Vision language models (VLMs) demonstrate strong capabilities in jointly processing visual and textual data. However, they often incur substantial computational overhead due to redundant visual information, particularly in long-form video scenarios. Existing approaches predominantly focus on either vision token pruning, which may overlook spatio-temporal dependencies, or keyframe selection, which identifies informative frames but discards others, thus disrupting contextual continuity. In this work, we propose KVTP (Keyframe-oriented Vision Token Pruning), a novel framework that overcomes the drawbacks of token pruning and keyframe selection. By adaptively assigning pruning rates based on frame relevance to the query, KVTP effectively retains essential contextual information while significantly reducing redundant computation. To thoroughly evaluate the long-form video understanding capacities of VLMs, we curated and reorganized subsets from VideoMME, EgoSchema, and NextQA into a unified benchmark named SparseKV-QA that highlights real-world scenarios with sparse but crucial events. Our experiments with VLMs of various scales show that KVTP can reduce token usage by 80% without compromising spatiotemporal and contextual consistency, significantly cutting computation while maintaining the performance. These results demonstrate our approach's effectiveness in efficient long-video processing, facilitating more scalable VLM deployment.

Figures (8)

• Figure 1: Performance vs. FLOPs across different methods. Results are averaged over SparseKV-QA, which comprises three subsets from VideoMME, EgoSchema, and NeXT-QA.
• Figure 2: A typical sample from the VideoMME dataset. While the first question requires all frames for a comprehensive answer, the second and third questions focus on only a small subset of frames (highlighted in colored borders). These latter questions align with our target scenario, where identifying the relevant frames from the entire video is paramount.
• Figure 3: A representative comparison between 3 types of efficiency pipeline from the LLaVA-Video-7B benchmark on Perception test. The top row illustrates hard frame selection, where only the most query-relevant frames are retained, causing the model to miss the events leading up to the water being poured, resulting in an incorrect answer. The middle row demonstrates unconditioned token pruning across frames, where excessive information loss in key frames prevents the model from determining whether the water was poured. The bottom row showcases keyframe-oriented token pruning, where most tokens from key frames are preserved while retaining some tokens from other frames to maintain contextual and temporal coherence, enabling the VLM to produce the correct answer.
• Figure 4: Overview of the proposed data augmentation framework, applied to the VideoMME, EgoSchema, and NeXT-QA datasets. This process enhances each video with clip-level captions, de-biased queries, and query-frame relevance scores. The dataset is then divided into evaluation and training sets based on keyframe sparsity, as determined by the relevance scores.

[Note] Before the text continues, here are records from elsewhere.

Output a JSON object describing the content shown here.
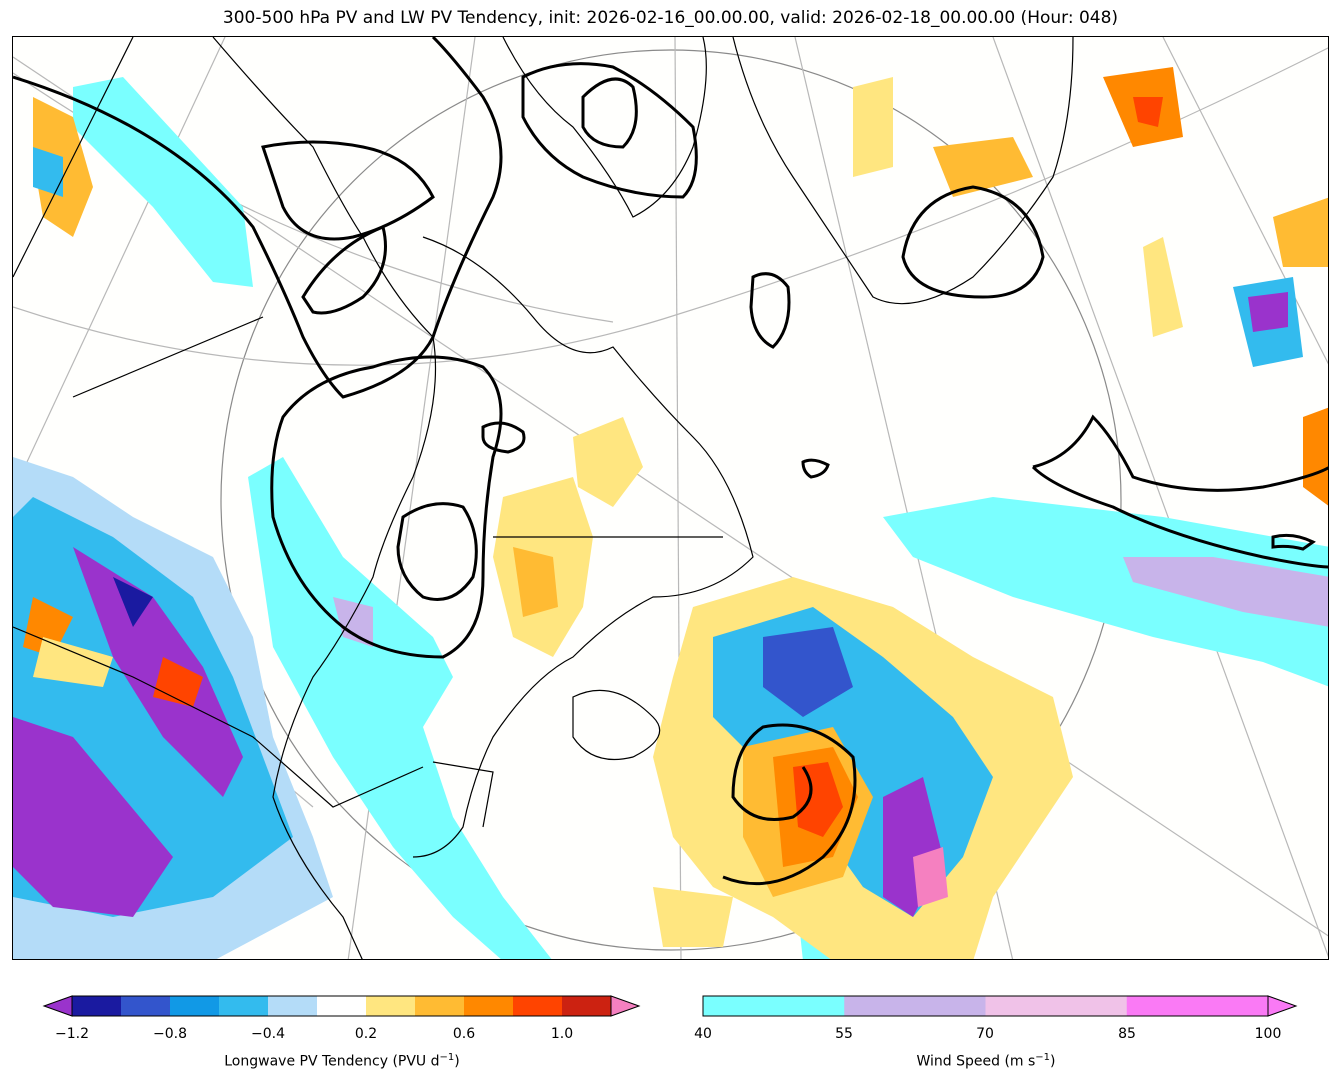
{
  "title": "300-500 hPa PV and LW PV Tendency, init: 2026-02-16_00.00.00, valid: 2026-02-18_00.00.00 (Hour: 048)",
  "colorbars": {
    "pv_tendency": {
      "label": "Longwave PV Tendency (PVU d",
      "label_sup": "−1",
      "label_end": ")",
      "colors": [
        "#9a33cc",
        "#1a1aa0",
        "#3355cc",
        "#1199e6",
        "#33bbee",
        "#b4dcf8",
        "#ffffff",
        "#ffe680",
        "#ffbb33",
        "#ff8800",
        "#ff4400",
        "#cc2211",
        "#f580c0"
      ],
      "ticks": [
        "−1.2",
        "−0.8",
        "−0.4",
        "0.2",
        "0.6",
        "1.0"
      ]
    },
    "wind_speed": {
      "label": "Wind Speed (m s",
      "label_sup": "−1",
      "label_end": ")",
      "colors": [
        "#7affff",
        "#c8b4ea",
        "#f0c2e8",
        "#fa7af5"
      ],
      "ticks": [
        "40",
        "55",
        "70",
        "85",
        "100"
      ]
    }
  }
}
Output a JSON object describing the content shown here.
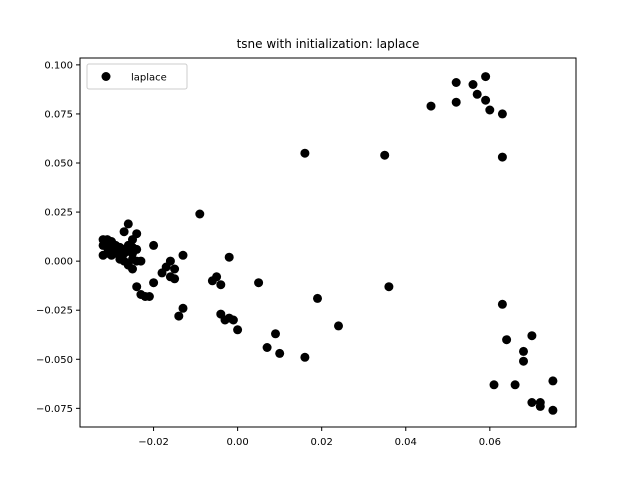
{
  "chart_data": {
    "type": "scatter",
    "title": "tsne with initialization: laplace",
    "xlabel": "",
    "ylabel": "",
    "xlim": [
      -0.0375,
      0.0805
    ],
    "ylim": [
      -0.0845,
      0.1035
    ],
    "xticks": [
      -0.02,
      0.0,
      0.02,
      0.04,
      0.06
    ],
    "xtick_labels": [
      "−0.02",
      "0.00",
      "0.02",
      "0.04",
      "0.06"
    ],
    "yticks": [
      -0.075,
      -0.05,
      -0.025,
      0.0,
      0.025,
      0.05,
      0.075,
      0.1
    ],
    "ytick_labels": [
      "−0.075",
      "−0.050",
      "−0.025",
      "0.000",
      "0.025",
      "0.050",
      "0.075",
      "0.100"
    ],
    "grid": false,
    "legend": {
      "position": "top-left",
      "entries": [
        "laplace"
      ]
    },
    "series": [
      {
        "name": "laplace",
        "color": "#000000",
        "marker": "circle",
        "points": [
          [
            -0.032,
            0.011
          ],
          [
            -0.031,
            0.011
          ],
          [
            -0.03,
            0.01
          ],
          [
            -0.032,
            0.008
          ],
          [
            -0.031,
            0.007
          ],
          [
            -0.03,
            0.006
          ],
          [
            -0.029,
            0.008
          ],
          [
            -0.028,
            0.007
          ],
          [
            -0.027,
            0.006
          ],
          [
            -0.026,
            0.008
          ],
          [
            -0.025,
            0.007
          ],
          [
            -0.024,
            0.006
          ],
          [
            -0.031,
            0.004
          ],
          [
            -0.03,
            0.003
          ],
          [
            -0.029,
            0.004
          ],
          [
            -0.028,
            0.003
          ],
          [
            -0.027,
            0.004
          ],
          [
            -0.026,
            0.005
          ],
          [
            -0.025,
            0.004
          ],
          [
            -0.028,
            0.001
          ],
          [
            -0.027,
            0.0
          ],
          [
            -0.026,
            -0.002
          ],
          [
            -0.025,
            -0.004
          ],
          [
            -0.024,
            0.0
          ],
          [
            -0.023,
            0.0
          ],
          [
            -0.027,
            0.015
          ],
          [
            -0.026,
            0.019
          ],
          [
            -0.025,
            0.011
          ],
          [
            -0.024,
            0.014
          ],
          [
            -0.032,
            0.003
          ],
          [
            -0.025,
            0.001
          ],
          [
            -0.024,
            -0.013
          ],
          [
            -0.023,
            -0.017
          ],
          [
            -0.022,
            -0.018
          ],
          [
            -0.021,
            -0.018
          ],
          [
            -0.02,
            -0.011
          ],
          [
            -0.02,
            0.008
          ],
          [
            -0.018,
            -0.006
          ],
          [
            -0.017,
            -0.003
          ],
          [
            -0.016,
            0.0
          ],
          [
            -0.016,
            -0.008
          ],
          [
            -0.015,
            -0.009
          ],
          [
            -0.015,
            -0.004
          ],
          [
            -0.014,
            -0.028
          ],
          [
            -0.013,
            -0.024
          ],
          [
            -0.013,
            0.003
          ],
          [
            -0.009,
            0.024
          ],
          [
            -0.006,
            -0.01
          ],
          [
            -0.005,
            -0.008
          ],
          [
            -0.004,
            -0.012
          ],
          [
            -0.004,
            -0.027
          ],
          [
            -0.003,
            -0.03
          ],
          [
            -0.002,
            0.002
          ],
          [
            -0.002,
            -0.029
          ],
          [
            -0.001,
            -0.03
          ],
          [
            0.0,
            -0.035
          ],
          [
            0.005,
            -0.011
          ],
          [
            0.007,
            -0.044
          ],
          [
            0.009,
            -0.037
          ],
          [
            0.01,
            -0.047
          ],
          [
            0.016,
            0.055
          ],
          [
            0.016,
            -0.049
          ],
          [
            0.019,
            -0.019
          ],
          [
            0.024,
            -0.033
          ],
          [
            0.035,
            0.054
          ],
          [
            0.036,
            -0.013
          ],
          [
            0.046,
            0.079
          ],
          [
            0.052,
            0.081
          ],
          [
            0.052,
            0.091
          ],
          [
            0.056,
            0.09
          ],
          [
            0.057,
            0.085
          ],
          [
            0.059,
            0.094
          ],
          [
            0.059,
            0.082
          ],
          [
            0.06,
            0.077
          ],
          [
            0.063,
            0.075
          ],
          [
            0.063,
            0.053
          ],
          [
            0.061,
            -0.063
          ],
          [
            0.063,
            -0.022
          ],
          [
            0.064,
            -0.04
          ],
          [
            0.066,
            -0.063
          ],
          [
            0.068,
            -0.046
          ],
          [
            0.068,
            -0.051
          ],
          [
            0.07,
            -0.038
          ],
          [
            0.07,
            -0.072
          ],
          [
            0.072,
            -0.072
          ],
          [
            0.072,
            -0.074
          ],
          [
            0.075,
            -0.061
          ],
          [
            0.075,
            -0.076
          ]
        ]
      }
    ]
  }
}
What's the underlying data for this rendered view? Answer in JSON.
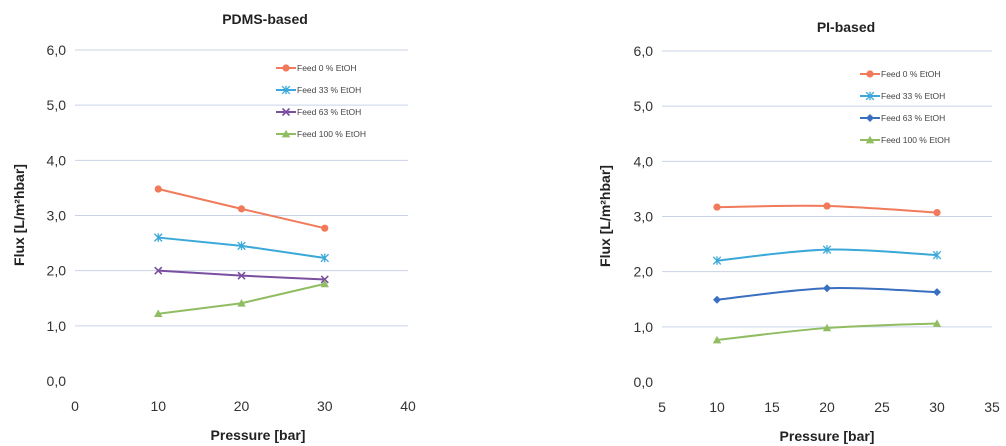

• Figure 5: Overview of the proposed KVTP framework. A keyframe predictor module is integrated to guide the token pruning process. A context fusion head is incorporated above the vision encoder, aggregating contextual information from both local clips and the global video. The fused logits, which encode both context and query-frame relevance information, are then converted into pruning rates as the final output.